Sorting results by progress not working, should sort by percent done as percent, and finished as 1

Info button needed on Sets page

Add help info buttons on the settings page explaining what the Short Event Names are.

Support for submitting jobs to remote clusters

Add in support for integrating remote clusters, i.e., ideally, you could set it up to submit jobs to a cluster. Implementation would likely be similar to VACC_EXT setup, but could involve something different (e.g., maybe running the full docker setup + app on an interactive slurm job??? Can you submit jobs from within interactive slurm jobs?)

Show 'X' not preserved on new set search

When searching for a new set, if the user had previously changed the DataTable to display more than 5 entries, this choice will be refreshed back to 5 upon a new search. Should look into propagating the user choice to a new search.

Logs on start screen

Add an explicit log for data loading / proc changes that can be viewed instead of the waiting screen. Also, change the start screen to look a bit better, especially since it will pop up first every time. So maybe have it start with something like: "Checking for changes to the underlying dataset!"

Better logs for data loading

Have in the logs it tell you where the latest ML object from a save is stored. Or rather, should have an option somewhere to download the pickled ML object, so one could for example just use the GUI for data loading.
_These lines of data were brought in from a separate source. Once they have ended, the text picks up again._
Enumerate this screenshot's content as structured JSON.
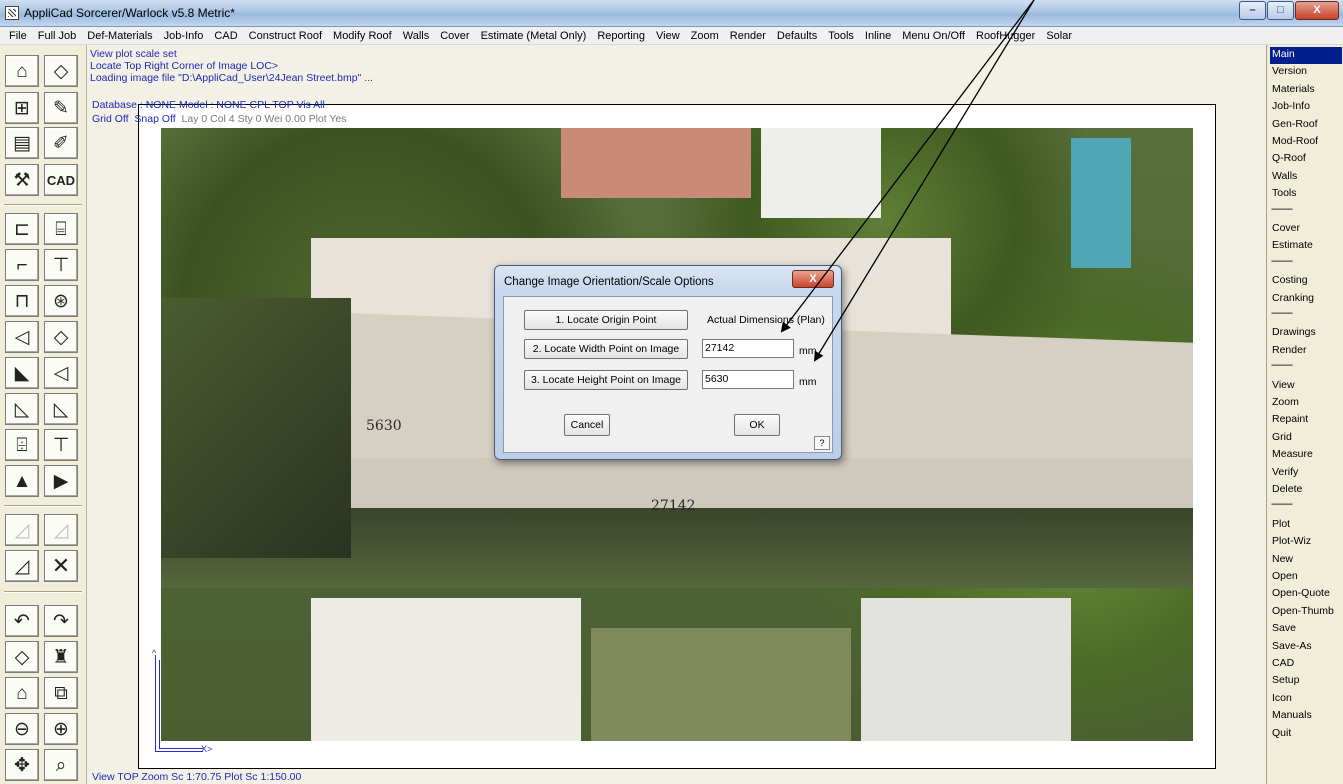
{
  "window": {
    "title": "AppliCad Sorcerer/Warlock v5.8 Metric*",
    "buttons": [
      "–",
      "□",
      "X"
    ]
  },
  "menu": [
    "File",
    "Full Job",
    "Def-Materials",
    "Job-Info",
    "CAD",
    "Construct Roof",
    "Modify Roof",
    "Walls",
    "Cover",
    "Estimate (Metal Only)",
    "Reporting",
    "View",
    "Zoom",
    "Render",
    "Defaults",
    "Tools",
    "Inline",
    "Menu On/Off",
    "RoofHugger",
    "Solar"
  ],
  "messages": [
    "View plot scale set",
    "Locate Top Right Corner of Image LOC>",
    "Loading image file \"D:\\AppliCad_User\\24Jean Street.bmp\" ..."
  ],
  "status": {
    "line1": "Database : NONE   Model : NONE  CPL TOP  Vis All",
    "grid": "Grid Off",
    "snap": "Snap Off",
    "layer_info": "Lay 0   Col 4   Sty 0   Wei 0.00   Plot Yes",
    "bottom": "View TOP  Zoom Sc 1:70.75  Plot Sc 1:150.00"
  },
  "canvas": {
    "axis_x_label": "X>",
    "axis_y_label": "^",
    "image_labels": {
      "height": "5630",
      "width": "27142"
    }
  },
  "toolbox": {
    "cad_label": "CAD",
    "delete_label": "✕"
  },
  "right_panel": {
    "items": [
      "Main",
      "Version",
      "Materials",
      "Job-Info",
      "Gen-Roof",
      "Mod-Roof",
      "Q-Roof",
      "Walls",
      "Tools",
      "---------",
      "Cover",
      "Estimate",
      "---------",
      "Costing",
      "Cranking",
      "---------",
      "Drawings",
      "Render",
      "---------",
      "View",
      "Zoom",
      "Repaint",
      "Grid",
      "Measure",
      "Verify",
      "Delete",
      "---------",
      "Plot",
      "Plot-Wiz",
      "New",
      "Open",
      "Open-Quote",
      "Open-Thumb",
      "Save",
      "Save-As",
      "CAD",
      "Setup",
      "Icon",
      "Manuals",
      "Quit"
    ],
    "selected": "Main"
  },
  "dialog": {
    "title": "Change Image Orientation/Scale Options",
    "close": "X",
    "btn_origin": "1. Locate Origin Point",
    "btn_width": "2. Locate Width Point on Image",
    "btn_height": "3. Locate Height Point on Image",
    "label_actual": "Actual Dimensions (Plan)",
    "width_value": "27142",
    "height_value": "5630",
    "unit_width": "mm",
    "unit_height": "mm",
    "cancel": "Cancel",
    "ok": "OK",
    "help": "?"
  },
  "colors": {
    "selection": "#001f8c",
    "message_text": "#1b2bb5",
    "panel_bg": "#f0edd9"
  }
}
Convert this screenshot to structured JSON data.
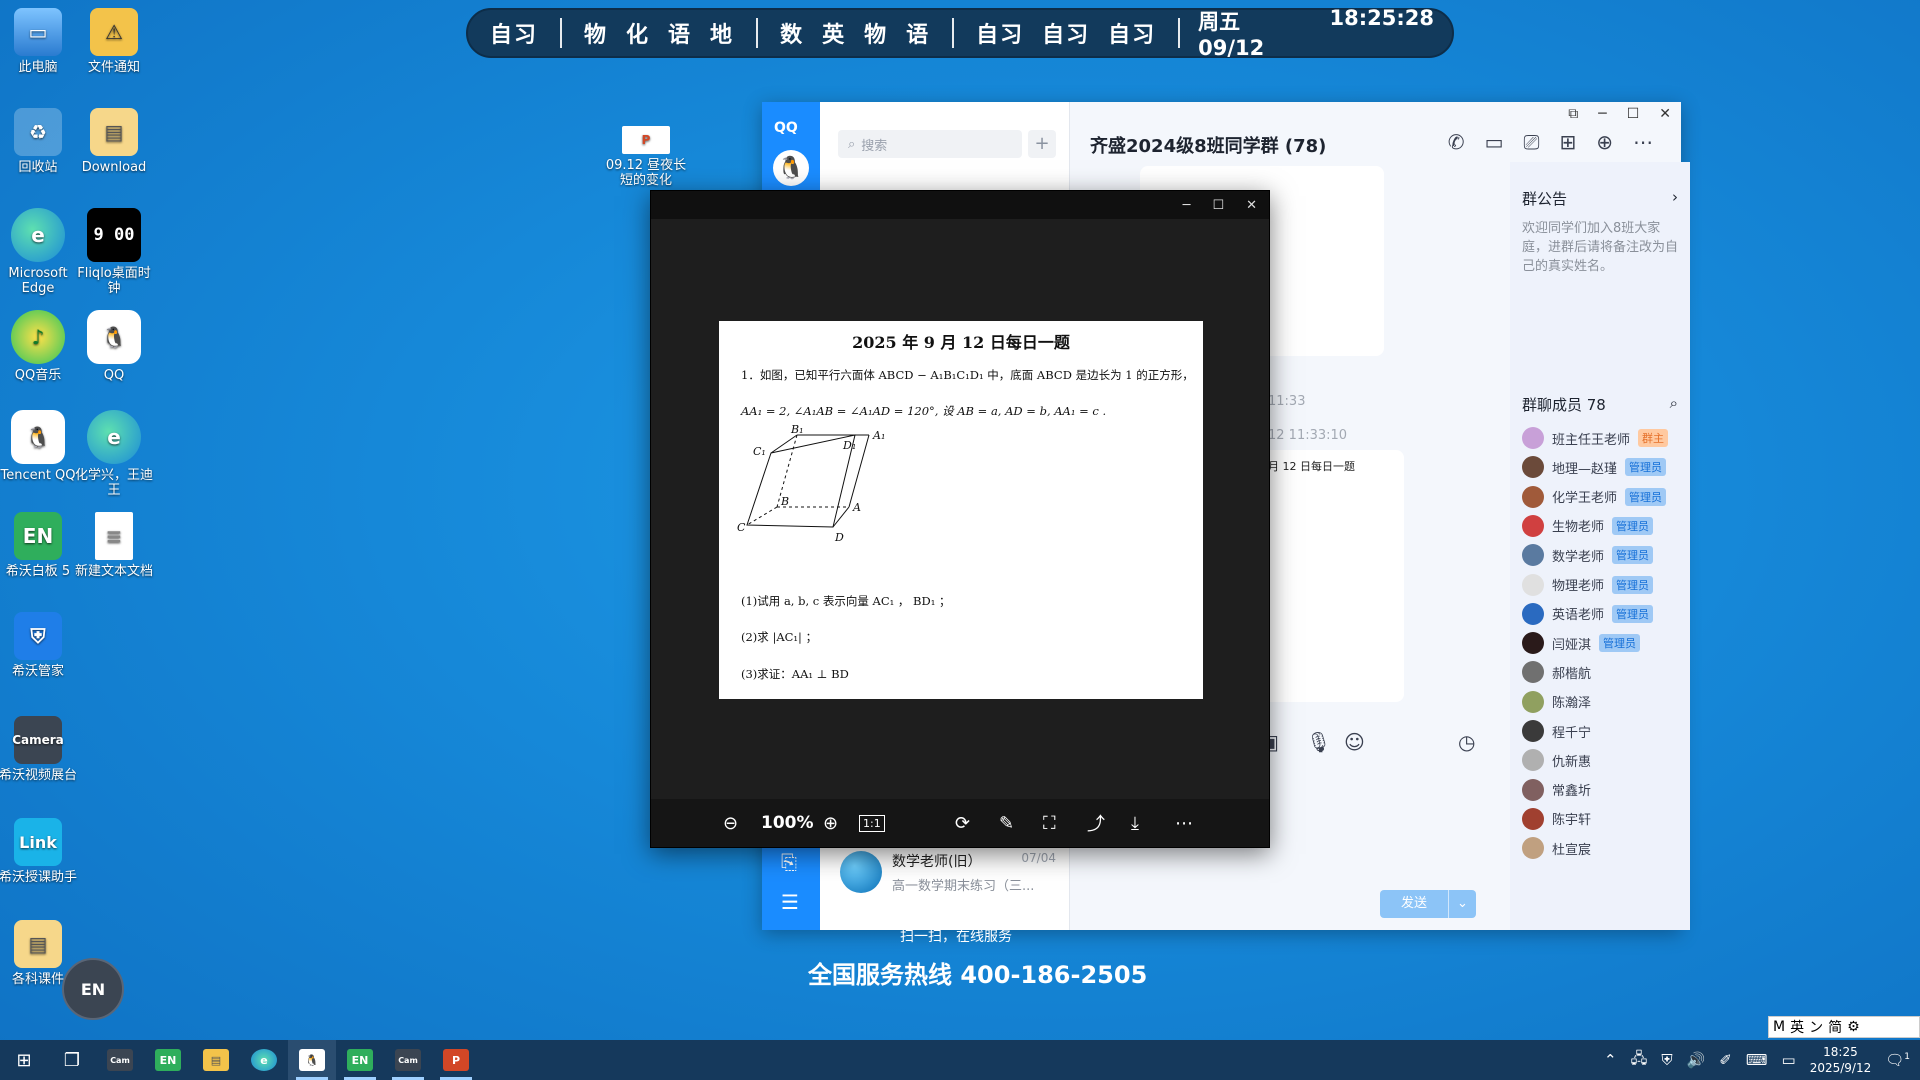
{
  "schedule": {
    "segments": [
      [
        "自习"
      ],
      [
        "物",
        "化",
        "语",
        "地"
      ],
      [
        "数",
        "英",
        "物",
        "语"
      ],
      [
        "自习",
        "自习",
        "自习"
      ]
    ],
    "weekday_date": "周五 09/12",
    "time": "18:25:28"
  },
  "desktop": {
    "icons": [
      {
        "label": "此电脑",
        "icon": "computer-icon"
      },
      {
        "label": "文件通知",
        "icon": "folder-warning-icon"
      },
      {
        "label": "回收站",
        "icon": "recycle-bin-icon"
      },
      {
        "label": "Download",
        "icon": "folder-icon"
      },
      {
        "label": "Microsoft Edge",
        "icon": "edge-icon"
      },
      {
        "label": "Fliqlo桌面时钟",
        "icon": "clock-icon"
      },
      {
        "label": "QQ音乐",
        "icon": "qq-music-icon"
      },
      {
        "label": "QQ",
        "icon": "qq-icon"
      },
      {
        "label": "Tencent QQ",
        "icon": "qq-icon"
      },
      {
        "label": "化学兴，王迪王",
        "icon": "edge-icon"
      },
      {
        "label": "希沃白板 5",
        "icon": "easinote-icon"
      },
      {
        "label": "新建文本文档",
        "icon": "text-document-icon"
      },
      {
        "label": "希沃管家",
        "icon": "shield-icon"
      },
      {
        "label": "希沃视频展台",
        "icon": "camera-icon"
      },
      {
        "label": "希沃授课助手",
        "icon": "link-icon"
      },
      {
        "label": "各科课件",
        "icon": "folder-icon"
      },
      {
        "label": "09.12 昼夜长短的变化",
        "icon": "ppt-icon"
      }
    ],
    "fliqlo_time": "9 00"
  },
  "qq": {
    "brand": "QQ",
    "search_placeholder": "搜索",
    "add_label": "+",
    "chat_list": [
      {
        "name": "数学老师(旧）",
        "time": "07/04",
        "preview": "高一数学期末练习（三..."
      }
    ],
    "chat_title": "齐盛2024级8班同学群 (78)",
    "timestamps": [
      "11:33",
      "12 11:33:10"
    ],
    "bubble_title": "月 12 日每日一题",
    "send_label": "发送",
    "group_notice_title": "群公告",
    "group_notice_text": "欢迎同学们加入8班大家庭，进群后请将备注改为自己的真实姓名。",
    "members_title": "群聊成员 78",
    "members": [
      {
        "name": "班主任王老师",
        "badge": "群主",
        "badge_type": "owner",
        "color": "#c8a0d8"
      },
      {
        "name": "地理—赵瑾",
        "badge": "管理员",
        "badge_type": "admin",
        "color": "#6b4a3a"
      },
      {
        "name": "化学王老师",
        "badge": "管理员",
        "badge_type": "admin",
        "color": "#a05a3a"
      },
      {
        "name": "生物老师",
        "badge": "管理员",
        "badge_type": "admin",
        "color": "#d04040"
      },
      {
        "name": "数学老师",
        "badge": "管理员",
        "badge_type": "admin",
        "color": "#5a7aa0"
      },
      {
        "name": "物理老师",
        "badge": "管理员",
        "badge_type": "admin",
        "color": "#e0e0e0"
      },
      {
        "name": "英语老师",
        "badge": "管理员",
        "badge_type": "admin",
        "color": "#2a6ac0"
      },
      {
        "name": "闫娅淇",
        "badge": "管理员",
        "badge_type": "admin",
        "color": "#2a1a1a"
      },
      {
        "name": "郝楷航",
        "badge": "",
        "badge_type": "",
        "color": "#707070"
      },
      {
        "name": "陈瀚泽",
        "badge": "",
        "badge_type": "",
        "color": "#90a060"
      },
      {
        "name": "程千宁",
        "badge": "",
        "badge_type": "",
        "color": "#3a3a3a"
      },
      {
        "name": "仇新惠",
        "badge": "",
        "badge_type": "",
        "color": "#b0b0b0"
      },
      {
        "name": "常鑫圻",
        "badge": "",
        "badge_type": "",
        "color": "#806060"
      },
      {
        "name": "陈宇轩",
        "badge": "",
        "badge_type": "",
        "color": "#a04030"
      },
      {
        "name": "杜宣宸",
        "badge": "",
        "badge_type": "",
        "color": "#c0a080"
      }
    ]
  },
  "viewer": {
    "zoom": "100%",
    "ratio_label": "1:1",
    "doc_title": "2025 年 9 月 12 日每日一题",
    "problem_line1": "1．如图，已知平行六面体 ABCD − A₁B₁C₁D₁ 中，底面 ABCD 是边长为 1 的正方形，",
    "problem_line2": "AA₁ = 2, ∠A₁AB = ∠A₁AD = 120°, 设 AB = a, AD = b, AA₁ = c .",
    "q1": "(1)试用 a, b, c 表示向量 AC₁ ， BD₁ ；",
    "q2": "(2)求 |AC₁| ；",
    "q3": "(3)求证：AA₁ ⊥ BD",
    "figure_labels": [
      "B₁",
      "A₁",
      "C₁",
      "D₁",
      "B",
      "A",
      "C",
      "D"
    ]
  },
  "hotline": {
    "small": "扫一扫，在线服务",
    "main": "全国服务热线 400-186-2505"
  },
  "ime": [
    "M",
    "英",
    "ン",
    "简",
    "⚙"
  ],
  "taskbar": {
    "time": "18:25",
    "date": "2025/9/12",
    "notification_count": "1"
  }
}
Add in a check to not display a plot with too many categorical categories (i.e., right now just explodes if accidentally passed a variable with say all unique values)

Not the biggest bug, but should be fixed

Datatables sometimes disappearing

When switching between project tabs, sometimes when both tabs have a datatable loaded, going back to the first tab (i.e.,a loaded set) will cause that table to appear empty until re-drawn (by switching pages or searching)

Caching w/ data loading

Changing the event shortname still seems to break data loading caching. I.e., will still load an incorrectly cached previous copy.

GUI upload datasets

Create a nice GUI interface for uploading custom datasets - i.e., with more controls and flexibility for comma-separated vs tab-separated, options for which column is the subject id, and which is event name.

Related, would be a GUI screen to see what datasets are available and maybe delete some?

Comparing two (or more) completed jobs

Interface/option to compare the results from two different runs. Maybe some requirement like they both need to be on the same target, and either both Evaluate or Test?

Would involve mostly generating tables? Or some plotting? Not sure.

Weird behavior when multiple set tables are loaded

Seems to also effect other loaded tables

Only show imputer if any NaN

Along the lines of automating things that people shouldn't need to think about, add in the automatic hiding of imputers if no NaN data is loaded.

Build in explicitly a single / multiuser mode

A multi-user mode will eventually be put on the DEAP. This means that a number of settings need to be quickly enabled/disabled based on which mode is being run.

This includes:

Linking to a different Sets page
Removing the choice of dataset
Changing how variables are selected
Changing the helper text in some cases
Changing how data is loaded
Removing the load database check + associated pieces
Likely more...

Add settings dataset name

On the settings page, for adding short event names, include an indicator for which dataset has that event name (how to handle cases where multiple datasets have the same one?)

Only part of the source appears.